2017-06-05 109 views
1

RDD减这么想的工作,我想这个简单的例子用户定义类型

scala> rdd2.collect 
    res45: Array[Person] = Array(Person(Mary,28,New York), Person(Bill,17,Philadelphia), Person(Craig,34,Philadelphia), Person(Leah,26,Rochester)) 

    scala> rdd3.collect 
    res44: Array[Person] = Array(Person(Mary,28,New York), Person(Bill,17,Philadelphia), Person(Craig,35,Philadelphia), Person(Leah,26,Rochester)) 
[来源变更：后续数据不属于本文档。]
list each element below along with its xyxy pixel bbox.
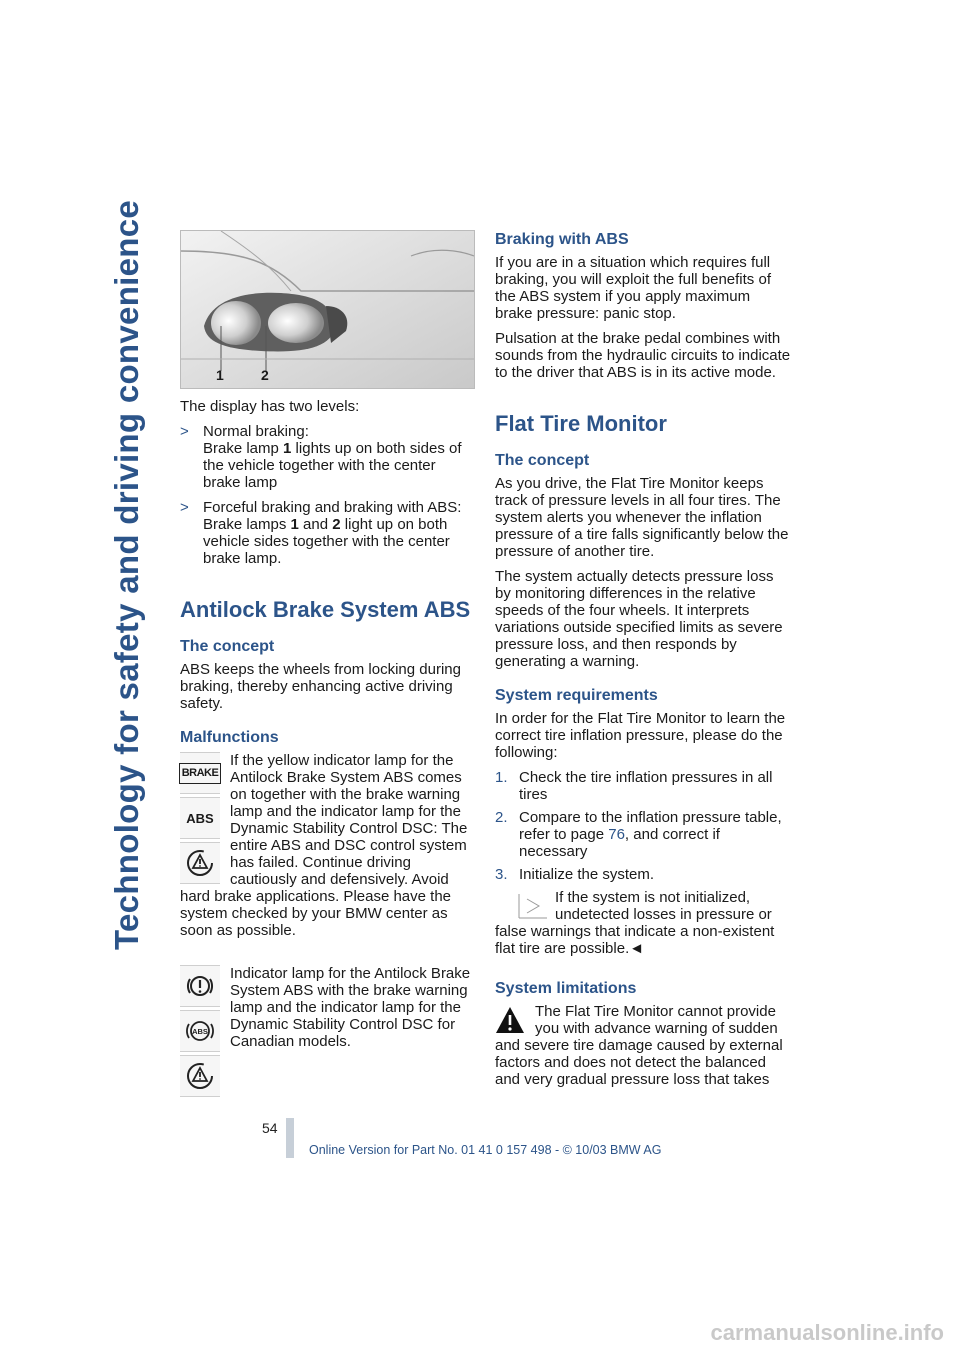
braking-abs-text-1: If you are in a situation which requires full braking, you will exploit the full benefits of the ABS system if you apply maximum brake pressure: panic stop. xyxy=(495,254,771,322)
indicator-icon-stack xyxy=(180,752,222,884)
braking-abs-text-2: Pulsation at the brake pedal combines with sounds from the hydraulic circuits to indicate to the driver that ABS is in its active mode. xyxy=(495,330,791,381)
step-number: 1. xyxy=(495,769,508,786)
limitations-text: The Flat Tire Monitor cannot provide you with advance warning of sudden and severe tire damage caused by external factors and does not detect the balanced and very gradual pressure loss that takes xyxy=(495,1003,783,1088)
level-line: lights up on both sides of the vehicle together with the center brake lamp xyxy=(203,440,462,491)
step-text: Initialize the system. xyxy=(519,866,655,883)
note-text: If the system is not initialized, undetected losses in pressure or false warnings that indicate a non-existent flat tire are possible. xyxy=(495,889,775,957)
abs-indicator-icon xyxy=(180,797,220,839)
ftm-concept-text-1: As you drive, the Flat Tire Monitor keeps track of pressure levels in all four tires. The system alerts you whenever the inflation pressure of a tire falls significantly below the pressure of another tire. xyxy=(495,475,789,560)
lamp-number: 1 xyxy=(283,440,292,457)
chapter-sidebar xyxy=(108,199,148,950)
level-item xyxy=(180,499,476,567)
abs-indicator-icon-canada xyxy=(180,1010,220,1052)
note-triangle-icon xyxy=(515,891,549,921)
system-requirements-heading: System requirements xyxy=(495,687,658,704)
right-column xyxy=(495,230,791,1096)
dsc-icon xyxy=(185,848,215,878)
footer-bar xyxy=(286,1118,294,1158)
abs-concept-heading: The concept xyxy=(180,638,275,655)
step-text-part: , and correct if necessary xyxy=(519,826,720,860)
abs-concept-text: ABS keeps the wheels from locking during braking, thereby enhancing active driving safety. xyxy=(180,661,461,712)
canadian-icon-stack xyxy=(180,965,222,1097)
dsc-icon xyxy=(185,1061,215,1091)
warning-triangle-icon xyxy=(495,1005,525,1035)
ftm-concept-heading: The concept xyxy=(495,452,590,469)
end-marker: ◄ xyxy=(629,940,645,957)
abs-heading: Antilock Brake System ABS xyxy=(180,597,471,622)
initialization-note xyxy=(495,889,791,957)
level-text xyxy=(203,499,476,567)
level-line: light up on both vehicle sides together with the center brake lamp. xyxy=(203,516,450,567)
level-text xyxy=(203,423,476,491)
requirements-intro: In order for the Flat Tire Monitor to learn the correct tire inflation pressure, please do the following: xyxy=(495,710,786,761)
level-line: Normal braking: xyxy=(203,423,309,440)
brake-lamp-figure xyxy=(180,230,475,389)
lamp-number: 1 xyxy=(290,516,299,533)
limitations-block xyxy=(495,1003,791,1088)
figure-label-1: 1 xyxy=(216,367,224,383)
bullet-marker: > xyxy=(180,499,189,516)
brake-warning-icon-canada xyxy=(180,965,220,1007)
step-item xyxy=(495,809,791,860)
abs-circle-icon xyxy=(184,1016,216,1046)
level-line: Brake lamp xyxy=(203,440,284,457)
page-link[interactable]: 76 xyxy=(608,826,625,843)
lamp-number: 2 xyxy=(332,516,341,533)
malfunctions-heading: Malfunctions xyxy=(180,729,279,746)
flat-tire-monitor-heading: Flat Tire Monitor xyxy=(495,411,667,436)
canadian-block xyxy=(180,965,476,1050)
step-item xyxy=(495,769,791,803)
level-item xyxy=(180,423,476,491)
malfunctions-text: If the yellow indicator lamp for the Antilock Brake System ABS comes on together with the brake warning lamp and the indicator lamp for the Dynamic Stability Control DSC: The entire ABS and DSC control system has failed. Continue driving cautiously and defensively. Avoid hard brake applications. Please have the system checked by your BMW center as soon as possible. xyxy=(180,752,468,939)
note-icon xyxy=(515,891,549,921)
level-line: and xyxy=(298,516,333,533)
level-line: Forceful braking and braking with ABS: Brake lamps xyxy=(203,499,462,533)
exclamation-circle-icon xyxy=(185,971,215,1001)
step-item xyxy=(495,866,791,883)
left-column xyxy=(180,230,476,1097)
ftm-concept-text-2: The system actually detects pressure loss by monitoring differences in the relative speeds of the four wheels. It interprets variations outside specified limits as severe pressure loss, and then responds by generating a warning. xyxy=(495,568,783,670)
abs-icon-label: ABS xyxy=(186,810,214,826)
abs-icon-text: ABS xyxy=(192,1027,208,1036)
warning-icon-box xyxy=(495,1005,527,1035)
watermark: carmanualsonline.info xyxy=(710,1320,944,1345)
braking-abs-heading: Braking with ABS xyxy=(495,231,629,248)
levels-intro: The display has two levels: xyxy=(180,398,360,415)
step-number: 3. xyxy=(495,866,508,883)
figure-label-2: 2 xyxy=(261,367,269,383)
page-number: 54 xyxy=(262,1120,278,1136)
chapter-title: Technology for safety and driving convenience xyxy=(108,199,145,950)
bullet-marker: > xyxy=(180,423,189,440)
malfunctions-block xyxy=(180,752,476,939)
step-text: Check the tire inflation pressures in all tires xyxy=(519,769,773,803)
online-version-text: Online Version for Part No. 01 41 0 157 498 - © 10/03 BMW AG xyxy=(309,1143,662,1157)
step-text-part: Compare to the inflation pressure table, refer to page xyxy=(519,809,782,843)
canadian-text: Indicator lamp for the Antilock Brake System ABS with the brake warning lamp and the indicator lamp for the Dynamic Stability Control DSC for Canadian models. xyxy=(230,965,471,1050)
brake-lamp-illustration xyxy=(181,231,474,388)
dsc-indicator-icon-canada xyxy=(180,1055,220,1097)
brake-icon-label: BRAKE xyxy=(179,763,222,784)
step-number: 2. xyxy=(495,809,508,826)
system-limitations-heading: System limitations xyxy=(495,980,637,997)
step-text xyxy=(519,809,791,860)
dsc-indicator-icon xyxy=(180,842,220,884)
brake-warning-icon xyxy=(180,752,220,794)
    scala> rdd2.subtract(rdd3).collect 
    res46: Array[Person] = Array(Person(Mary,28,New York), Person(Leah,26,Rochester), Person(Bill,17,Philadelphia), Person(Craig,34,Philadelphia)) 

我希望rdd2.subtract(rdd3).collect只应该是Person(Craig,34,Philadelphia)但我得到RDD2作为我的输出任何人都可以请解释一下吗?

回答

0

这是Scala的REPL其中平等条件不REPL中正常工作的已知问题之一。尝试以下来解决它。此问题仅在REPL中发生,并且在您通过spark-submit运行应用程序时会消失。 此问题在此ticket中有详细说明。
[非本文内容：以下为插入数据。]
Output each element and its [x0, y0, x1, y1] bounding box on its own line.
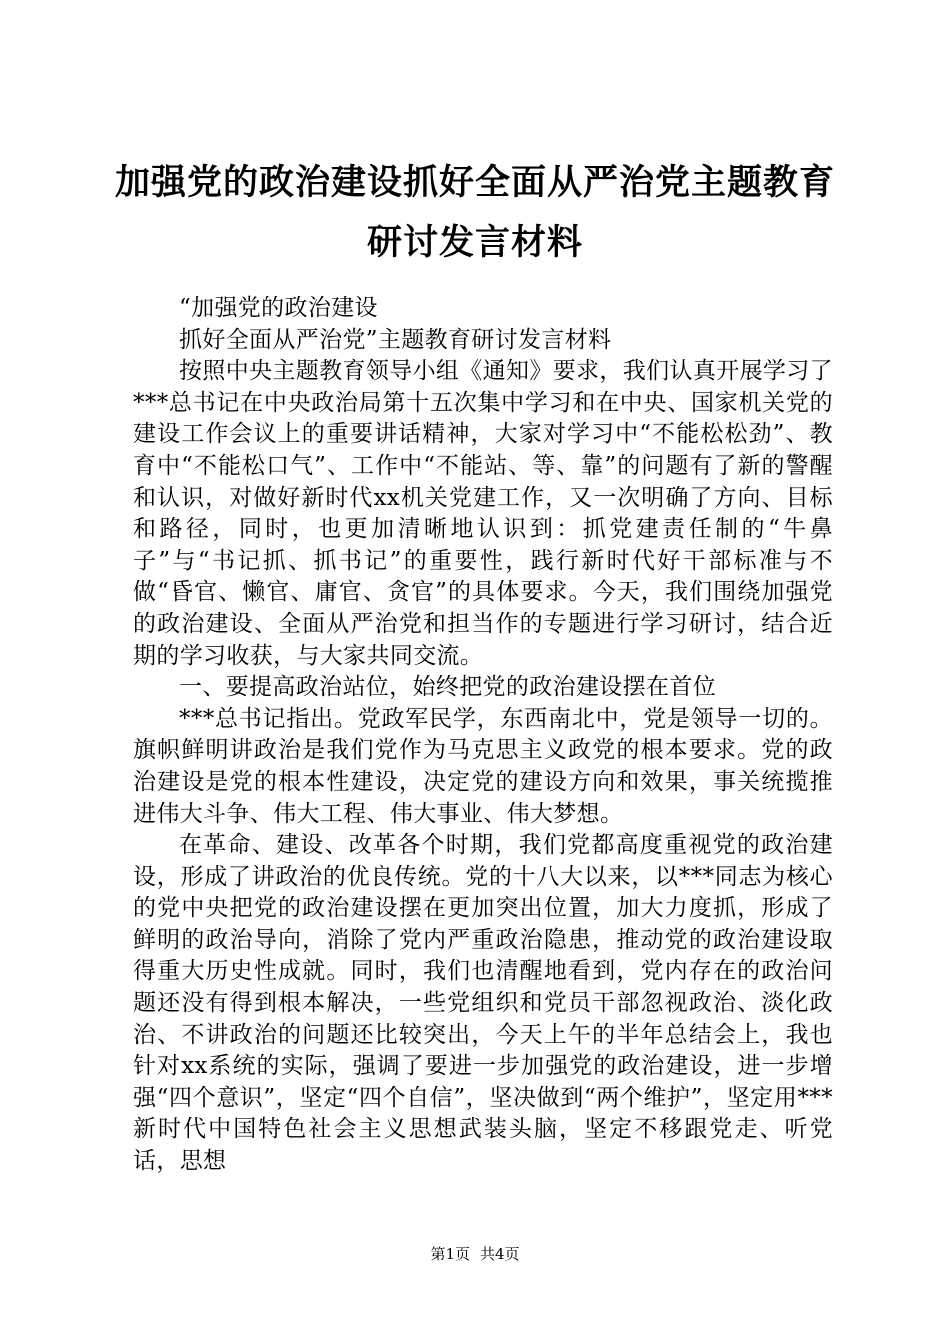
document-title-line-2: 研讨发言材料: [366, 222, 583, 263]
document-body: [133, 293, 833, 1178]
page-footer: [0, 1244, 950, 1264]
document-title-line-1: 加强党的政治建设抓好全面从严治党主题教育: [114, 162, 835, 203]
body-paragraph-heading-2: 抓好全面从严治党”主题教育研讨发言材料: [179, 326, 612, 353]
body-paragraph-intro: 按照中央主题教育领导小组《通知》要求，我们认真开展学习了***总书记在中央政治局第十五次集中学习和在中央、国家机关党的建设工作会议上的重要讲话精神，大家对学习中“不能松松劲”、教育中“不能松口气”、工作中“不能站、等、靠”的问题有了新的警醒和认识，对做好新时代xx机关党建工作，又一次明确了方向、目标和路径，同时，也更加清晰地认识到：抓党建责任制的“牛鼻子”与“书记抓、抓书记”的重要性，践行新时代好干部标准与不做“昏官、懒官、庸官、贪官”的具体要求。今天，我们围绕加强党的政治建设、全面从严治党和担当作的专题进行学习研讨，结合近期的学习收获，与大家共同交流。: [133, 358, 833, 669]
page-total: 共4页: [480, 1245, 520, 1263]
page-number: 第1页: [430, 1245, 470, 1263]
section-heading-1: 一、要提高政治站位，始终把党的政治建设摆在首位: [179, 674, 717, 701]
body-paragraph-heading-1: “加强党的政治建设: [179, 295, 378, 321]
body-paragraph-section-1-b: 在革命、建设、改革各个时期，我们党都高度重视党的政治建设，形成了讲政治的优良传统。党的十八大以来，以***同志为核心的党中央把党的政治建设摆在更加突出位置，加大力度抓，形成了鲜明的政治导向，消除了党内严重政治隐患，推动党的政治建设取得重大历史性成就。同时，我们也清醒地看到，党内存在的政治问题还没有得到根本解决，一些党组织和党员干部忽视政治、淡化政治、不讲政治的问题还比较突出，今天上午的半年总结会上，我也针对xx系统的实际，强调了要进一步加强党的政治建设，进一步增强“四个意识”，坚定“四个自信”，坚决做到“两个维护”，坚定用***新时代中国特色社会主义思想武装头脑，坚定不移跟党走、听党话，思想: [133, 832, 833, 1175]
body-paragraph-section-1-a: ***总书记指出。党政军民学，东西南北中，党是领导一切的。旗帜鲜明讲政治是我们党作为马克思主义政党的根本要求。党的政治建设是党的根本性建设，决定党的建设方向和效果，事关统揽推进伟大斗争、伟大工程、伟大事业、伟大梦想。: [133, 705, 833, 827]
scala> :paste -raw // make sure you are using Scala 2.11 for the raw option to work. 
// Entering paste mode (ctrl-D to finish) 

package mytest; 
case class Person(name: String, age: Int, city: String); 

// Exiting paste mode, now interpreting. 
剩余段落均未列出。